The TGFBI gene (TGF - β induced protein, MIM #601692) is located at 5q31.1, which is an extracellular protein that mediates cell adhesion to laminin, fibronectin, etc. Is involved in maintaining corneal epithelial-stromal structure and function. Transforming growth factor (TGF) family members play important roles in the regulation of corneal integrity, and the pathogenesis of corneal fibrosis (Chen et al., 2019). In 1997 the first set of DNA variants was identified in the transforming growth factor beta-induced (TGFBI) gene for anterior corneal dystrophies (Munier et al., 1997). The TGFBI corneal dystrophy is implicated in autosomal dominant disorder Corneal dystrophy on OMIM. TGFBI gene is expressed by both the corneal epithelial cells and the keratocytes, showing phenotypic heterogeneity. KC is a noninflammatory, bilateral, progressive corneal stromal thinning disorder, central anterior corneal stromal scarring, irregular myopic astigmatism, and reduced visual acuity. Corneal dystrophy is bilateral, sporadic, autosomal dominant, and non-inflammatory. As the dystrophy evolves, the major complaints include glare, halos, and reduced visual acuity (Gurnani et al., 2021).
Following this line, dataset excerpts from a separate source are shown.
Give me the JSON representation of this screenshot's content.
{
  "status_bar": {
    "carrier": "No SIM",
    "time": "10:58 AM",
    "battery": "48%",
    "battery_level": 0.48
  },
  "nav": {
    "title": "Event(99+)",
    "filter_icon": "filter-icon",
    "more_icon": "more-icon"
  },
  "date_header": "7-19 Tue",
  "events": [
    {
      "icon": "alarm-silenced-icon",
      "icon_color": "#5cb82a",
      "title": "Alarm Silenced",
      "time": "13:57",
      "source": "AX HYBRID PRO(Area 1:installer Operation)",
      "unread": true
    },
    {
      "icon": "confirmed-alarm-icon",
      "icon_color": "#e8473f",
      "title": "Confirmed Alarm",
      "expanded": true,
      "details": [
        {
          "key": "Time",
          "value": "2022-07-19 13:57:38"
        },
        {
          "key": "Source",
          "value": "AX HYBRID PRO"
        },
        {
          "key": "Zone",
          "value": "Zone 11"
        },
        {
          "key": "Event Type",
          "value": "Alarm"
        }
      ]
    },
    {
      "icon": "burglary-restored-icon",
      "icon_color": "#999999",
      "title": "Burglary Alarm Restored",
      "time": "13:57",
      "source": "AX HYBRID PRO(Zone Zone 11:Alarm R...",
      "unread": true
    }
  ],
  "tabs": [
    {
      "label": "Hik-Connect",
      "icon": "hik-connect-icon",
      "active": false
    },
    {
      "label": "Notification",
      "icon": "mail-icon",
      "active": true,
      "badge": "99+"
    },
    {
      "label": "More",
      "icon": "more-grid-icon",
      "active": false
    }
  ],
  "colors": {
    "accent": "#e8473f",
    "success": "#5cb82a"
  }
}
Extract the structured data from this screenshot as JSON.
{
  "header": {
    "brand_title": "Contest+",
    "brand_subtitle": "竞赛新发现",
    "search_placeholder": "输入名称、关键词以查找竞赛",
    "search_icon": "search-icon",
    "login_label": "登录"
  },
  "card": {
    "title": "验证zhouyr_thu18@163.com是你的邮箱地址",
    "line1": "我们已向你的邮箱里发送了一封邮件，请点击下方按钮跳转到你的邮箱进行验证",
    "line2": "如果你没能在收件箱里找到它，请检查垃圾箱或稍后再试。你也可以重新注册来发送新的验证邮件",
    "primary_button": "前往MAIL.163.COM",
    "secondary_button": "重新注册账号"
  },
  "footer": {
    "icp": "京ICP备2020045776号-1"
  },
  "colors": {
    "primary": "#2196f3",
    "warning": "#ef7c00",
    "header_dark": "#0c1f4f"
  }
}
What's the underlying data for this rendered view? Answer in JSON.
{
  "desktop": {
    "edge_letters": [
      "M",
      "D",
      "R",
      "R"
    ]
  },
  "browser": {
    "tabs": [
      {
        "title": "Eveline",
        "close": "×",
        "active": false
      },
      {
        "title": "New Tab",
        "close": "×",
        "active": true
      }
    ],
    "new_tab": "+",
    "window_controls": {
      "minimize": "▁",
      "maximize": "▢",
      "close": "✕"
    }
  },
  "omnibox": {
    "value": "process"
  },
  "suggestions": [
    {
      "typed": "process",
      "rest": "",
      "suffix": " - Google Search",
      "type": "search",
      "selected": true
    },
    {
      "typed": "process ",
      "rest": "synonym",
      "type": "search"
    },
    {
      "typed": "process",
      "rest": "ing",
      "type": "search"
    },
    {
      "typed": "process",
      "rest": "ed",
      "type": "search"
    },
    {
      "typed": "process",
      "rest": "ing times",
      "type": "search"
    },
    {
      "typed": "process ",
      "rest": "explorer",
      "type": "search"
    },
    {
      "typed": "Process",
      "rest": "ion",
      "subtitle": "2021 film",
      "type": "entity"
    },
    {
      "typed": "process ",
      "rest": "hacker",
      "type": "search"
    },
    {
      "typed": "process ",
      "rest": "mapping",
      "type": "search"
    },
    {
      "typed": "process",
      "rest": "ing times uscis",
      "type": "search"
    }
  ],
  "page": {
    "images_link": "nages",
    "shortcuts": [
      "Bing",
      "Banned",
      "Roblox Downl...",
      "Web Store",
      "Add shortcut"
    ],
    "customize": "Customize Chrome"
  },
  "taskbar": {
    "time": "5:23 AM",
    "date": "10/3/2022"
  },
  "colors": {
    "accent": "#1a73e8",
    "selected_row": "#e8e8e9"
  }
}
Very rarely, both the pathologies can co-exist in the same patient (Lin et al., 2022). Reported a case of a Chinese Han family with hereditary KC in which a novel variant c.1406G > A in the TGFBI gene was found by genetic testing, demonstrating the association of this gene with the development of KC disease. In this study, it can be inferred that the variant of c.769C>T (p.Arg257Trp) in the TGFBI gene is responsible for autosomal-dominant KC pathogenesis in family 2.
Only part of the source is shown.